Abstract
Introduction: Revumenib is a first-in-class FDA-approved menin inhibitor that has shown efficacy in patients (pts) with relapsed/refractory (R/R) Acute Myeloid Leukemia (AML) with NPM1 mutations (NPM1m) or KMT2A-rearrangements (KMT2Ar). Given the clinical activity in R/R AML, we investigated whether revumenib can be safely added to intensive induction and consolidation therapy for newly diagnosed (ND) younger/fit AML pts. ETCTN 10596 (NCT05886049) is an ongoing phase 1 dose escalation/expansion, multicenter study assessing safety and preliminary efficacy of revumenib with standard 7+3 induction and cytarabine consolidation.
Methods: Adults aged 18-75 years with ND AML with either high-risk (HR) NPM1m/FLT3 wildtype (defined as age ≥60 yrs, secondary AML, or ELN 2022 adverse-risk genetics) or KMT2Ar were enrolled. Revumenib was combined with 7+3 induction (daunorubicin 60mg/m2 Days 1-3 and cytarabine 100mg/m2 Day 1-7) and cytarabine consolidation (1-1.5gm/m2 q12 hours (hrs) x 6 doses Days 1-3 based on age and CrCl). Revumenib dose escalation occurred independently between induction and consolidation on Days 2-28 with dose level 1 (DL1) at 226mg q12hr and dose level 2 (DL2) at 276mg q12hr without strong CYP3A4 inhibitor azoles. A Bayesian optimal interval design was used to guide decisions on dose-escalation based on dose-limiting toxicities (DLT) seen up to 42 days from the beginning of induction or consolidation separately. Reinduction was permitted. The primary endpoints for dose-escalation were safety and RP2D determination for both induction and consolidation with secondary endpoints of pharmacokinetic analysis of the combination and complete remission (CR) and CR with incomplete recovery rate.

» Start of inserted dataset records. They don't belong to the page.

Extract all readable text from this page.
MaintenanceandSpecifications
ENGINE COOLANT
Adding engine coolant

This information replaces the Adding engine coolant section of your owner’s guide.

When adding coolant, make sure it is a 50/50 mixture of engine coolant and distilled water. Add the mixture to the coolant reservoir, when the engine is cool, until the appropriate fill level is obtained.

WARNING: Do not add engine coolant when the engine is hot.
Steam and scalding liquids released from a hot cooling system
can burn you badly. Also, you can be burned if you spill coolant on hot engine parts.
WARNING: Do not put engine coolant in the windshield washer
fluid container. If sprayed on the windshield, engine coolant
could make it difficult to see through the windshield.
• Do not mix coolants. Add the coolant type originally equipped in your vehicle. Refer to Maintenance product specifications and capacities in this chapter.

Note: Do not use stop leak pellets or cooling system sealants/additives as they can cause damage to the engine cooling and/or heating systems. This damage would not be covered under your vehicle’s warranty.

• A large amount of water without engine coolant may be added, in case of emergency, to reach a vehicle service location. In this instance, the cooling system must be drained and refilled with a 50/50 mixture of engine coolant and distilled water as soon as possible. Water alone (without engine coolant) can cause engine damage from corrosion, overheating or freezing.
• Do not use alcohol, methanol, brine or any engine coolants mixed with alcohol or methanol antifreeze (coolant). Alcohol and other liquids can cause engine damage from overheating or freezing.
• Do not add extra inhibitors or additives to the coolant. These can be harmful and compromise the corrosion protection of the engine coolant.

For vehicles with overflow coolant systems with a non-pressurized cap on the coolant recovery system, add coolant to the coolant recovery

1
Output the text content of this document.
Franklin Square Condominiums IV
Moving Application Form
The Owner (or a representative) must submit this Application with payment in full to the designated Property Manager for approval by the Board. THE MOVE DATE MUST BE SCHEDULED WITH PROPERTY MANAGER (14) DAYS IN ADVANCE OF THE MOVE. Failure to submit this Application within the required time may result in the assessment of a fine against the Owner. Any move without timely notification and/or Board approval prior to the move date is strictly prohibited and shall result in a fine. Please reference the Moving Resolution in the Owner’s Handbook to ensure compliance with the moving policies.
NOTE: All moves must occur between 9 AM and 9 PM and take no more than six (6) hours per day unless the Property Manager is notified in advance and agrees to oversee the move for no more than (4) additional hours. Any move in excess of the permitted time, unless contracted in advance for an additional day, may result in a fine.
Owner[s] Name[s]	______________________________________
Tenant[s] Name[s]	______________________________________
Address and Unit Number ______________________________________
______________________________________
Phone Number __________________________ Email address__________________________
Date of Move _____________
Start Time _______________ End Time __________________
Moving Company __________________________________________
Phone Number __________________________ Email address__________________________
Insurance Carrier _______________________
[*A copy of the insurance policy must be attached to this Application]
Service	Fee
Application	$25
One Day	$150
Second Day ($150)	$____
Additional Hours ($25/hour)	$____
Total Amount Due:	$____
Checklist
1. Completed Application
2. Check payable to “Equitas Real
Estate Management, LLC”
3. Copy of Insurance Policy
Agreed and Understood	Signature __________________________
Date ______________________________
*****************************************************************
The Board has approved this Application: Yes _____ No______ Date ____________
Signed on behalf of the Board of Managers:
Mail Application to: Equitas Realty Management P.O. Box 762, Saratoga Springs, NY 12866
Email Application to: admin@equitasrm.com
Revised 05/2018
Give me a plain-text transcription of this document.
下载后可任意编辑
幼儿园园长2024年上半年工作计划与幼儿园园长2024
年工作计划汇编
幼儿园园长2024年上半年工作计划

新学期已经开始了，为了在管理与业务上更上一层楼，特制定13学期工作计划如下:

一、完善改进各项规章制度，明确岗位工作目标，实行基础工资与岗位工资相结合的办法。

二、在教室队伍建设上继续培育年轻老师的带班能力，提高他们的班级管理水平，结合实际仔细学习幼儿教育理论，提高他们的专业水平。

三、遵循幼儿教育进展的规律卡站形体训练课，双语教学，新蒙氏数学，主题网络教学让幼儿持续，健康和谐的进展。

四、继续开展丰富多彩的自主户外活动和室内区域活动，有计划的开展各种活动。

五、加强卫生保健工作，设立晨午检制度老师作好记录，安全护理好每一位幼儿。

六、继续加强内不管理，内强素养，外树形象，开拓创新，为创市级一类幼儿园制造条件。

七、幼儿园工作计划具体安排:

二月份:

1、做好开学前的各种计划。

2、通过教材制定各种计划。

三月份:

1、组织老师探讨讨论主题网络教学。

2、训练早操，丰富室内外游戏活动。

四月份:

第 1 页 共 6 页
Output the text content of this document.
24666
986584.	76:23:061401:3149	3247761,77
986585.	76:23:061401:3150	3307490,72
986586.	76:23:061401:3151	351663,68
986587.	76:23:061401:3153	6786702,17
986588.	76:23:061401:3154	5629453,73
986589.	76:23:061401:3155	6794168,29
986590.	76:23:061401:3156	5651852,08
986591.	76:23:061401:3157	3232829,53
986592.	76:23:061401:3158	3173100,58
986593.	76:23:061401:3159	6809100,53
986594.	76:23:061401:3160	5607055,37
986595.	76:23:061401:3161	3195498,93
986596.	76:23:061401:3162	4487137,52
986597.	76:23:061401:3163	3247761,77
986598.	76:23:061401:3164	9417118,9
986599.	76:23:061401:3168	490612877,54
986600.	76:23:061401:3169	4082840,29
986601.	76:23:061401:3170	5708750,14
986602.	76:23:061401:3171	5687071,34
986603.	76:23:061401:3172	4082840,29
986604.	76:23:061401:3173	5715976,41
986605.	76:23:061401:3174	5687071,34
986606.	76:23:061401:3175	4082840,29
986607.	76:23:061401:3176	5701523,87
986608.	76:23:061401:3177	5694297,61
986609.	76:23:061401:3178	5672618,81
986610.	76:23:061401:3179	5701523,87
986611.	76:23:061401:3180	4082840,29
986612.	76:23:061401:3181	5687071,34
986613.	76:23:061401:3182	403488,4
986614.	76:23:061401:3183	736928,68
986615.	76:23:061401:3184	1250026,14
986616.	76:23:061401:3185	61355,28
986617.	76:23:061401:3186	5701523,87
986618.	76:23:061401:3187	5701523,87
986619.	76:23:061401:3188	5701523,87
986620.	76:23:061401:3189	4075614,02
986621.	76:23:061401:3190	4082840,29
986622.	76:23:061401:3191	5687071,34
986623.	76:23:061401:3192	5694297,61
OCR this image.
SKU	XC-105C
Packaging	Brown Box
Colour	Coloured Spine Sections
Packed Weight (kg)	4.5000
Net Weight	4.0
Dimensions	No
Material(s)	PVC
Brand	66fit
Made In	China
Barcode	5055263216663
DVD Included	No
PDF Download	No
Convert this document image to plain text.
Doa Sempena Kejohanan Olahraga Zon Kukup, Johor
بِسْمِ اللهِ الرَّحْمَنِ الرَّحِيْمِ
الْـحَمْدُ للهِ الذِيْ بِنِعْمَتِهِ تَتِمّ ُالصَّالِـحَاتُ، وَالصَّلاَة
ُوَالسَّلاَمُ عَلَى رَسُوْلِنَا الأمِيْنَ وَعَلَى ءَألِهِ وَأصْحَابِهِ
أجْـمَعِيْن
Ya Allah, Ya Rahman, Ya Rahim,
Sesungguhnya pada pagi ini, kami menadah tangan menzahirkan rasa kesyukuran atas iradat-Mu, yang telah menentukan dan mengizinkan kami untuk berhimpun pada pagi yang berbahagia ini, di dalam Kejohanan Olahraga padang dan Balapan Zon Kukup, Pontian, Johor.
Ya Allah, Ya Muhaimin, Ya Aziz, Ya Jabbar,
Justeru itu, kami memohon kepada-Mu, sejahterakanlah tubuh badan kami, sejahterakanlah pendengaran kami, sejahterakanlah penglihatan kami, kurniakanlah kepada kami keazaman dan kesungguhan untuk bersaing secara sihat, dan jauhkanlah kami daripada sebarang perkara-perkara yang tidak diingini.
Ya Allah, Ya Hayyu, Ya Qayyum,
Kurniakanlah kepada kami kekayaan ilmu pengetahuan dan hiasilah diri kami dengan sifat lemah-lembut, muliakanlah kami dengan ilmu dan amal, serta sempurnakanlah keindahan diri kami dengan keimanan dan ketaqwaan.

Results: As of July 19, 2025, 12 pts were enrolled with a median age of 55 years (ranged 26-72), majority were male (8/12), and an even distribution of HR-NPM1m (6/12) and KMT2Ar (6/12). 9 pts have completed the DLT period on induction with 6 on DL1 and 3 on DL2. There has been 1 DLT on DL2 of Grade 5 typhlitis. Thus far, 8 pts have completed the consolidation DLT period with 3 on DL1 and 5 on DL2 with no DLTs noted. The most common grade >3 treatment-emergent adverse events (TEAEs) include WBC decrease (8/9), anemia (7/9), neutrophil decrease (7/9), platelet decreases (7/9), lymphocyte decrease (6/9), and febrile neutropenia (4/9). The most common non-hematologic events include skin infections, hypocalcemia, and hypokalemia. No patients have experienced differentiation syndrome or QTcF prolongation of any grade.
Of the 9 evaluable pts for response (4 HR-NPM1m and 5 KMT2Ar), 8/9 pts achieved CR with 1 pt death (HR-NPM1m) during induction. Interestingly 5 of the 8 pts who underwent mid-induction bone marrow biopsies had elevated blast counts (7-18%) and all achieved CR without requiring reinduction. For the 8 pts who have achieved CR, full hematologic recovery (ANC >1000/µL and platelets>100,000 K/µL) occurred at a median of 25.5 days (range 22-34 days). 4 pts have received allogeneic transplantation.
Conclusions: Revumenib combined with 7+3 overall appears to be well-tolerated both with 7+3 induction and consolidation. However, the grade 5 typhlitis event in induction DL2 occurred on Day 7 of treatment, earlier than expected with 7+3, and thus was deemed possibly related to revumenib. As induction DL1 has had no DLTs now in 6 patients, more data will be forthcoming on safety as additional patients have been enrolled on DL2. Pts who move forward with consolidation continue on DL2 as no DLTs have occurred to date. Other TEAEs and rates appear consistent with typical side effects with standard intensive chemotherapy. Notable clinical activity was seen to date corroborating further investigation of this regimen. Early bone marrow assessment after 7+3 + revumenib may not be informative and additional experience on this trial could inform whether this can be omitted.